I was minding my own business at a birthday party on Saturday when somehow it came up that I'm not the best at keeping up with the ole blog so here's an update and a printed intention that I'm going to try to update more often.

This summer was spectacular & just what I needed in terms of rest.

My Mom reminds me that I'm always talking about how tired I am and how my plan for resting is just around the corner and then when the corner comes I'm still busy and I move the resting date to the next corner. Apparently, you can only move that date so many times before you don't have an option any more. June & July were super busy with work and school and because of what was going on in both those arenas I was very stressed. I found myself reactionary to things that normally don't bother me, my stomach was constantly upset, I was having week long headaches and when I would try to go on runs I'd quickly lose stamina and be unable to finish. Very like me, at the time I didn't put all these things together and come to the awareness that something might be going on. It wasn't until I went on vacation that I figured it out.

Kristen, Tara & I went to Wyoming on a road trip. I slept a lot for the first 3 days and on day 5 I realized that I felt like a normal human again; I was excited to go exploring and on a hike, I was having all these ideas of what I could do with the ministries I lead, I was really enjoying articles on Post-Modernism and thinking through how that affects the church, etc. It was great and a part of me that I hadn't experienced in quite some time.

On the last day of the trip, when we'd mostly run out of things to talk about I had a lot of time to think and what I spent quite a bit of thought time around was how to avoid being that tired again. At the time the majority of my ideas revolved around boundaries and making sure I had enough downtime where I really was resting the way my personality needs but right now those ideas are quickly fleeting. The last several weeks have been 50+ hour work weeks and now the students are back and school starts for me on Wednesday. I still think that boundaries have to be the way to go but I don't know what that looks like. So far I've decided on one absolutely free evening a week and intentional scheduling of work, school & fun. I don't know if it will really work but I dread the idea of dragging through things the way I did for the majority of last year.
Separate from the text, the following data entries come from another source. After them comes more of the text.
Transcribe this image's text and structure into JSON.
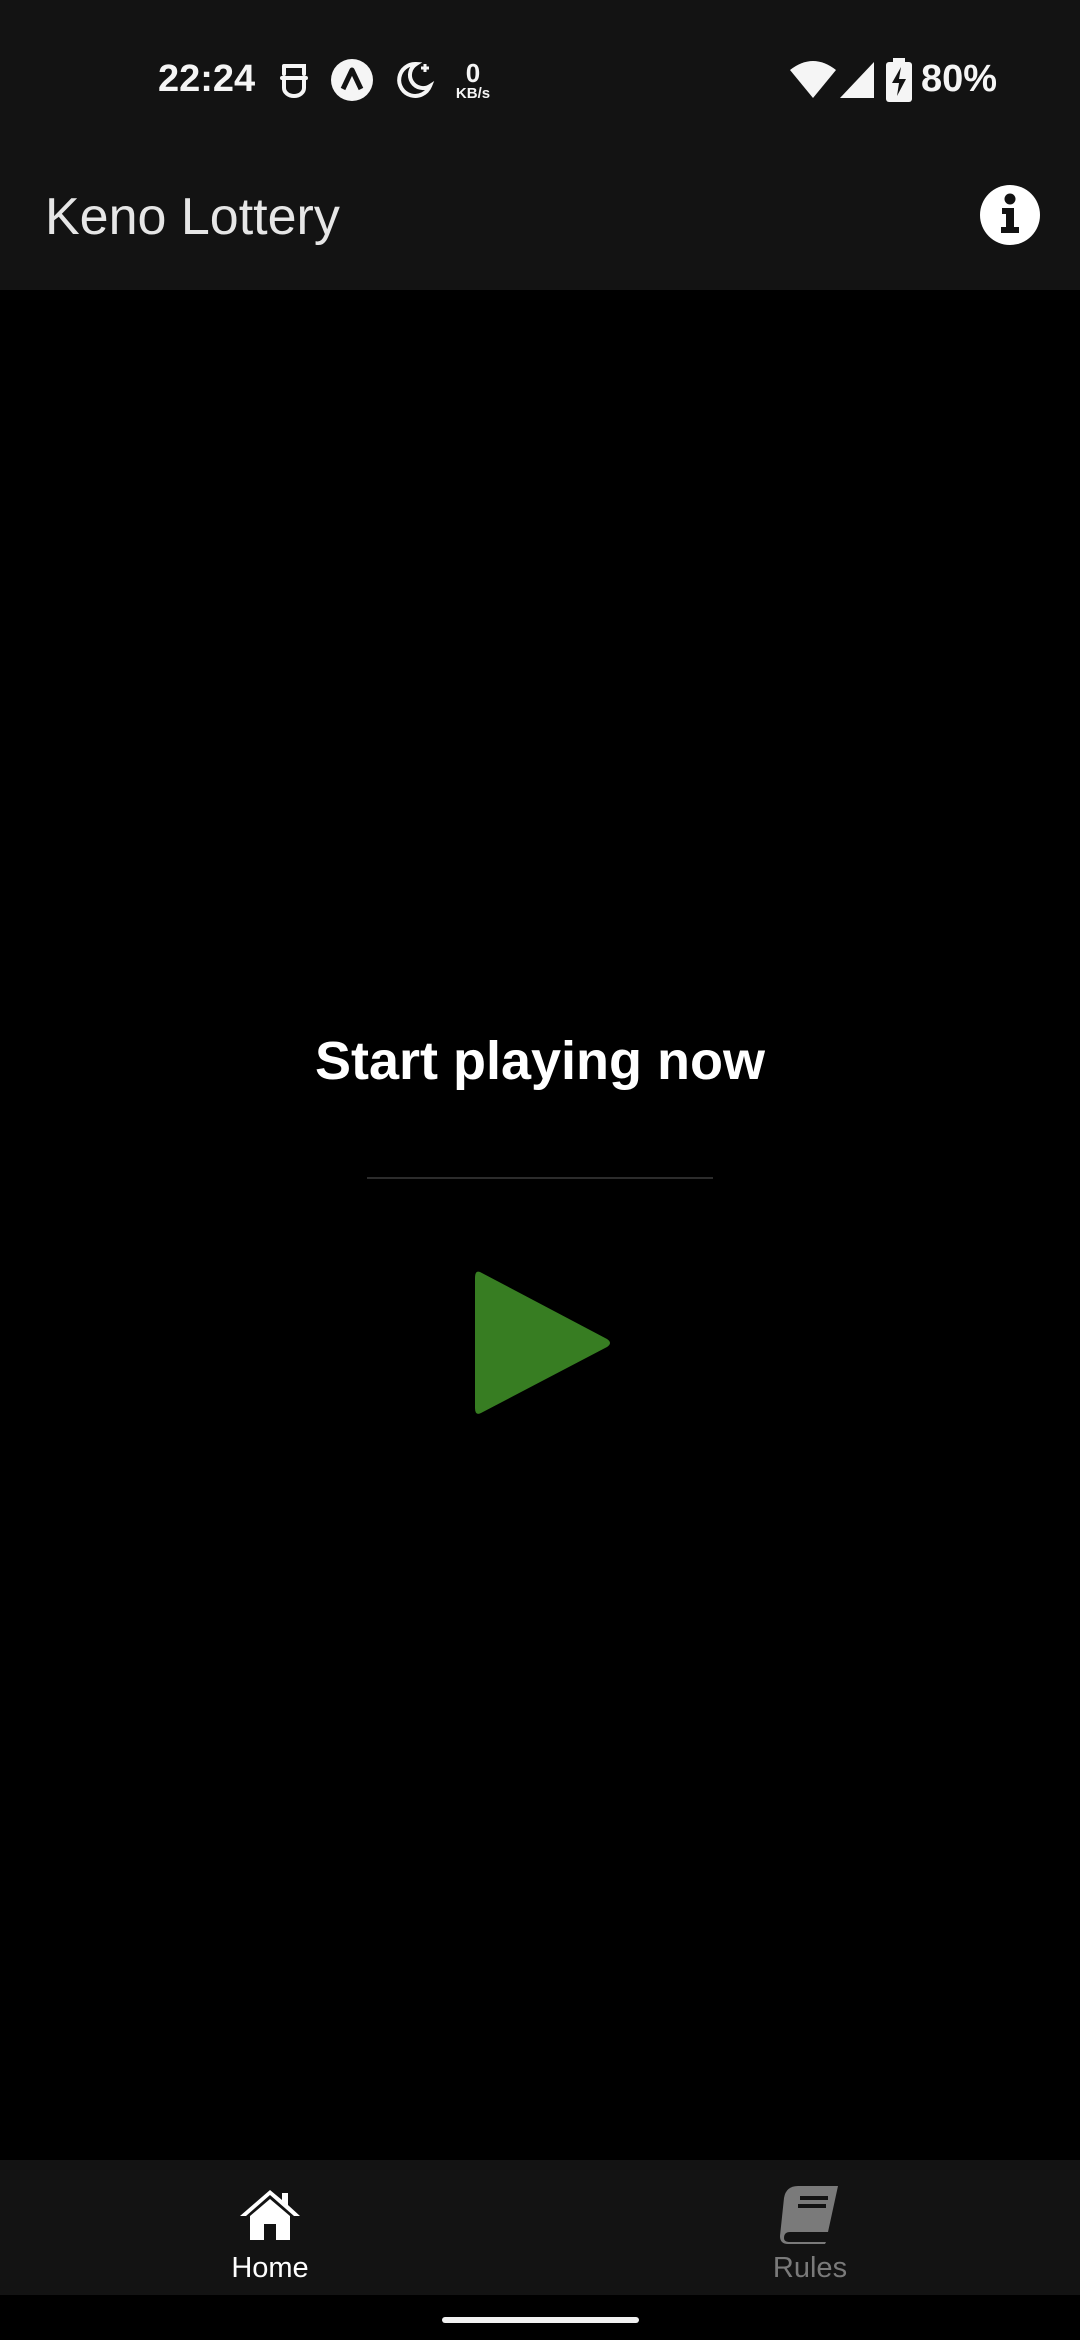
{
  "status_bar": {
    "time": "22:24",
    "net_speed_value": "0",
    "net_speed_unit": "KB/s",
    "battery": "80%",
    "icons": [
      "face-id-icon",
      "app-notification-icon",
      "do-not-disturb-moon-icon",
      "wifi-icon",
      "cellular-signal-icon",
      "battery-charging-icon"
    ]
  },
  "app_bar": {
    "title": "Keno Lottery",
    "info_icon": "info-icon"
  },
  "main": {
    "headline": "Start playing now",
    "play_icon": "play-icon",
    "play_color": "#377D22"
  },
  "bottom_nav": {
    "items": [
      {
        "label": "Home",
        "icon": "home-icon",
        "active": true
      },
      {
        "label": "Rules",
        "icon": "book-icon",
        "active": false
      }
    ]
  },
  "colors": {
    "background": "#000000",
    "bars": "#131313",
    "active_nav": "#FFFFFF",
    "inactive_nav": "#7A7A7A"
  }
}
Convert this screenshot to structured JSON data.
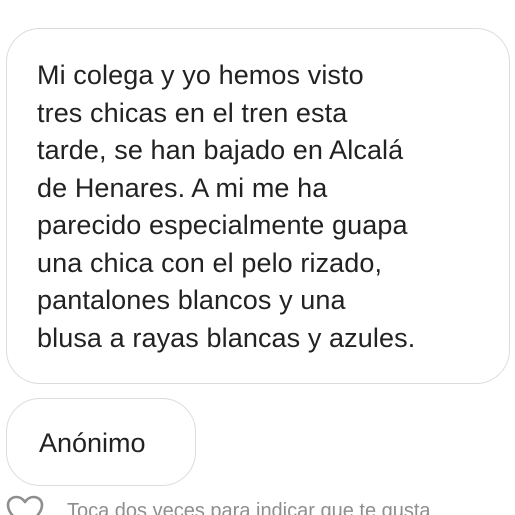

I have a lot of hope that things will be better this year. This Sunday was the first Sunday back for the students and I was crazy excited to see them all and I had a great time interacting with them, it's probably been at least 2 years since I've been this excited. This is not only an encouraging feeling but also an indicator that so far I'm doing okay in the world of rest. We'll see how I keep it up, I'm definitely motivated.

1 comment:

Laura said...

Thanks for posting Megan! As always, wonderful things to think about. And I know I wasn't the one who said you should write more, but I do check your blog about once a week, so this was quite exciting. :) love you!